MAGAZINE CONSTAS

La Gestion responsable du risque

Mieux évaluer et anticiper les risques grâce à une approche collaborative  

Grands projets de construction

Pour qu’un grand projet de construction soit un succès, la gestion responsable du risque apparaît comme une solution de plus en plus adaptée qui se doit de comporter un axe social, économique et environnemental.

Les risques et incertitudes ont toujours fait partie de la réalité des grands projets de construction. Que ce soit la pénurie de main-d’œuvre, les dangers pour la santé et la sécurité ou des imprévus techniques, les acteurs du secteur ont été habitués à devoir anticiper ces enjeux. Or, ces deux dernières années, le monde a été bouleversé, apportant des problématiques supplémentaires notamment en matière d’inflation et de bris dans les chaines d’approvisionnement. Pour faire face à ce nouveau contexte instable, optimiser sa gestion des risques devient une étape incontournable pour les donneurs d’ouvrage.

Par Elsa Bourdot

Chantale Germain, gestionnaire chez Hydro-Québec, et membre du conseil d’administration de l’Association for Advancement of Cost Engineering international (AACEi), section Montréal.

La gestion des risques des grands projets de construction a toujours représenté un enjeu primordial. Savoir les identifier et les évaluer est une étape essentielle avant de démarrer un projet.
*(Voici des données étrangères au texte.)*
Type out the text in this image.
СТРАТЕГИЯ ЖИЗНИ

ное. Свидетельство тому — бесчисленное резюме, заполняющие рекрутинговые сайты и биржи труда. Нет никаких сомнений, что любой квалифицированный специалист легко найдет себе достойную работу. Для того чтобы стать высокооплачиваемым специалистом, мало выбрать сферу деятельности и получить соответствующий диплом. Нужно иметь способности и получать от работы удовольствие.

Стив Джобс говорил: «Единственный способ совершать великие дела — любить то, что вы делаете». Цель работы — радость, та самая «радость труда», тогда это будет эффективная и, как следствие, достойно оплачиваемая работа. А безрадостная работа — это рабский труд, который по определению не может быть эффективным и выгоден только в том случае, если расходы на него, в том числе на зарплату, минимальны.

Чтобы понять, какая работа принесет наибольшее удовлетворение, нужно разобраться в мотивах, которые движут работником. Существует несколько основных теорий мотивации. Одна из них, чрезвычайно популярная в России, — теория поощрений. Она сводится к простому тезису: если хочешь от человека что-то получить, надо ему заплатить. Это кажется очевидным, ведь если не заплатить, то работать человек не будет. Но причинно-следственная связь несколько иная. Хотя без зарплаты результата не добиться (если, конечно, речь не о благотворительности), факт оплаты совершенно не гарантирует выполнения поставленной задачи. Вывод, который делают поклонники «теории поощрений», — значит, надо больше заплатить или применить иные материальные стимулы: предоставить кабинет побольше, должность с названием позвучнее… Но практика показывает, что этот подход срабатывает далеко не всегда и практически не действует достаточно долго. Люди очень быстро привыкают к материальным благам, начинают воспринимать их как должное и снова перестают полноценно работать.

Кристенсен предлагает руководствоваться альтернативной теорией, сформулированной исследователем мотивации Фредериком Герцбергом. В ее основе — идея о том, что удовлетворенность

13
L’association internationale en ingénierie des coûts, ou Association for Advancement of Cost Engineering international (AACEi), documente les meilleures pratiques en la matière dans ses « Recommended practices* » En effet, les conséquences pour le commanditaire peuvent être nombreuses, quoique les plus importantes concernent le dépassement des échéances et les dépassements de coûts.

Parmi les risques connus et souvent anticipés, on compte l’acceptabilité sociale (c’est-à-dire la façon dont la société civile perçoit le projet et son impact sur le milieu) et les risques géologiques. « Même en faisant des investigations, on a toujours des surprises ! Il faut être capable d’identifier les risques, de les quantifier et de prioriser les mesures de mitigation applicables », avertit Chantale Germain, gestionnaire chez Hydro-Québec, et membre du conseil d’administration de l’Association for Advancement of Cost Engineering international (AACEi), section Montréal.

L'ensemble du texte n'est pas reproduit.